La désinvolture du président intérimaire Pierre Paupe est étonnante: l'audit mené par Ernst & Young sur requête de l'Office bernois de surveillance des fondations a beau affirmer que la Fondation agritouristique et de promotion du cheval de Bellelay a un «besoin urgent de liquidités» et que «sans aide financière d'un tiers, elle n'est plus en mesure de faire face à ses engagements», le conseiller aux Etats jurassien qui dirige le Conseil de fondation dit «sourire» en lisant le document, qui à ses yeux ne «dit rien d'autre que ce qu'on savait»; tout au plus a-t-il «le mérite de lever toute suspicion de malversation» et d'avaliser les comptes 2001 et 2002.

Pierre Paupe s'inquiète visiblement plus de savoir qui paiera les 40 à 50 000 francs du coût de l'audit – les autorités bernoises l'attribuent à la fondation, ce qu'elle conteste – que des alarmes déclenchées. L'Office bernois de surveillance des fondations va jusqu'à déclarer que «le risque de faillite impose une prompte intervention».

Cadeau empoisonné

Les problèmes qui ont généré la délicatesse financière sont de plusieurs ordres. Il y a d'abord le cadeau empoisonné du canton de Berne, qui a cédé son ancien domaine agricole de Bellelay à la fondation et débloqué un crédit de 7,2 millions pour sa transformation. Maître d'ouvrage, le canton adjugeait les travaux, mais transmettait les factures à la fondation. L'absence de suivi méticuleux, la dilution des responsabilités, l'incompétence et des aménagements ultracoûteux et souvent inutiles ont généré un coût final de 11,6 millions, la fondation devant elle-même trouver plus de 2 millions. Second problème: juste avant de signer le contrat de transfert du domaine, Berne a inséré dans le document une mention assassine: en cas de difficultés financières, les biens de la fondation reviendront au canton pour 1 franc. Les portes des banques se ferment dès que la fondation demande un crédit.

Ensuite, le concept initial de la fondation était irréaliste. Elle comptait réaliser un bénéfice de 100 000 francs par année en vendant des produits du terroir, elle n'encaisse que 20 000 francs. Elle a encore connu de gros problèmes avec son personnel, multipliant les licenciements et les remplacements. Résultat: les frais de personnel ont explosé et la rentabilité s'est en ressentie. Finalement, la fondation boucle ses deux premières années avec une perte de près d'un demi-million (elle préfère annoncer un déficit de 104 000 francs, sans les amortissements), qu'elle couvre en vendant son contingent laitier pour 535 000 francs. Si elle avait réalisé cette opération en 2001, elle aurait pu en tirer 100 000 à 200 000 francs de plus, mais ses dirigeants de l'époque avaient refusé de se départir des «bijoux de famille».

Ayant épuisé ses ressources, Bellelay doit vivre sans le sou en caisse. Ce qui ne l'a pas empêché de payer tous les travaux, de verser les salaires et d'espérer équilibrer son budget 2003 à 1,2 million, malgré le pronostic défavorable des auditeurs, qui prédisent un «déficit structurel qui ne s'améliorera pas à court terme».

S'il réfute le catastrophisme, le Conseil de fondation a tout de même pris des mesures. Gratuit jusqu'ici, l'accès au site coûtera désormais 5 francs. Avec 50 000 visiteurs par an, la fondation espère encaisser plus de 200 000 francs, 50 000 déjà en 2003.
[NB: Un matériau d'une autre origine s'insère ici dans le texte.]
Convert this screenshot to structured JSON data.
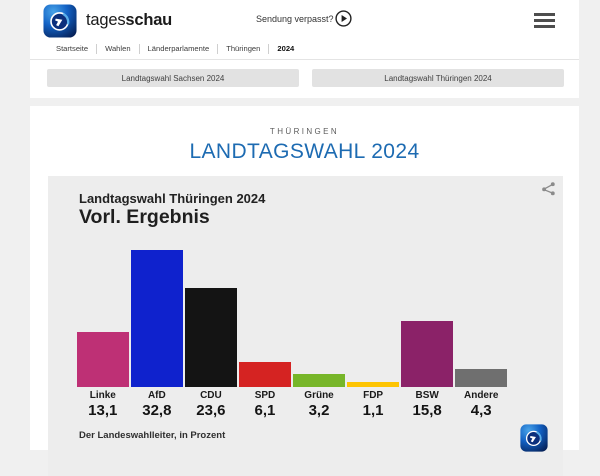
{
  "header": {
    "brand": {
      "regular": "tages",
      "bold": "schau"
    },
    "missed_show_label": "Sendung verpasst?"
  },
  "breadcrumb": {
    "items": [
      "Startseite",
      "Wahlen",
      "Länderparlamente",
      "Thüringen",
      "2024"
    ]
  },
  "quick_links": {
    "sachsen": "Landtagswahl Sachsen 2024",
    "thueringen": "Landtagswahl Thüringen 2024"
  },
  "page": {
    "kicker": "THÜRINGEN",
    "title": "LANDTAGSWAHL 2024"
  },
  "chart_data": {
    "type": "bar",
    "title": "Landtagswahl Thüringen 2024",
    "subtitle": "Vorl. Ergebnis",
    "categories": [
      "Linke",
      "AfD",
      "CDU",
      "SPD",
      "Grüne",
      "FDP",
      "BSW",
      "Andere"
    ],
    "values": [
      13.1,
      32.8,
      23.6,
      6.1,
      3.2,
      1.1,
      15.8,
      4.3
    ],
    "value_labels": [
      "13,1",
      "32,8",
      "23,6",
      "6,1",
      "3,2",
      "1,1",
      "15,8",
      "4,3"
    ],
    "bar_colors": [
      "#be3075",
      "#0f22cd",
      "#141414",
      "#d52322",
      "#77b629",
      "#fdc402",
      "#8b2268",
      "#6f6f6f"
    ],
    "unit": "Prozent",
    "ylim": [
      0,
      32.8
    ],
    "grid": false,
    "legend": "none",
    "source": "Der Landeswahlleiter, in Prozent"
  },
  "colors": {
    "accent_blue": "#1d6bb2",
    "page_background": "#f0f0f0",
    "card_background": "#ededed"
  }
}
Bellelay est encore menacé de faillite politique et structurelle (Le Temps du 3 avril dernier). Son directeur, Claude-Alain Voiblet, père du projet, s'en va en septembre. Son remplaçant n'est pas encore désigné. La fondation doit également se trouver un nouveau président, Pierre Paupe quittant à son tour le navire en fin d'année. Là non plus, pas de successeur en vue.

Alors qu'elle fédère gentiment les milieux chevalins, qu'elle attire des milliers de visiteurs et que son programme d'activités assoit sa renommée, la Fondation Bellelay est minée de l'intérieur. L'engagement du successeur de Claude-Alain Voiblet et la recomposition du Conseil de fondation seront des actes décisifs.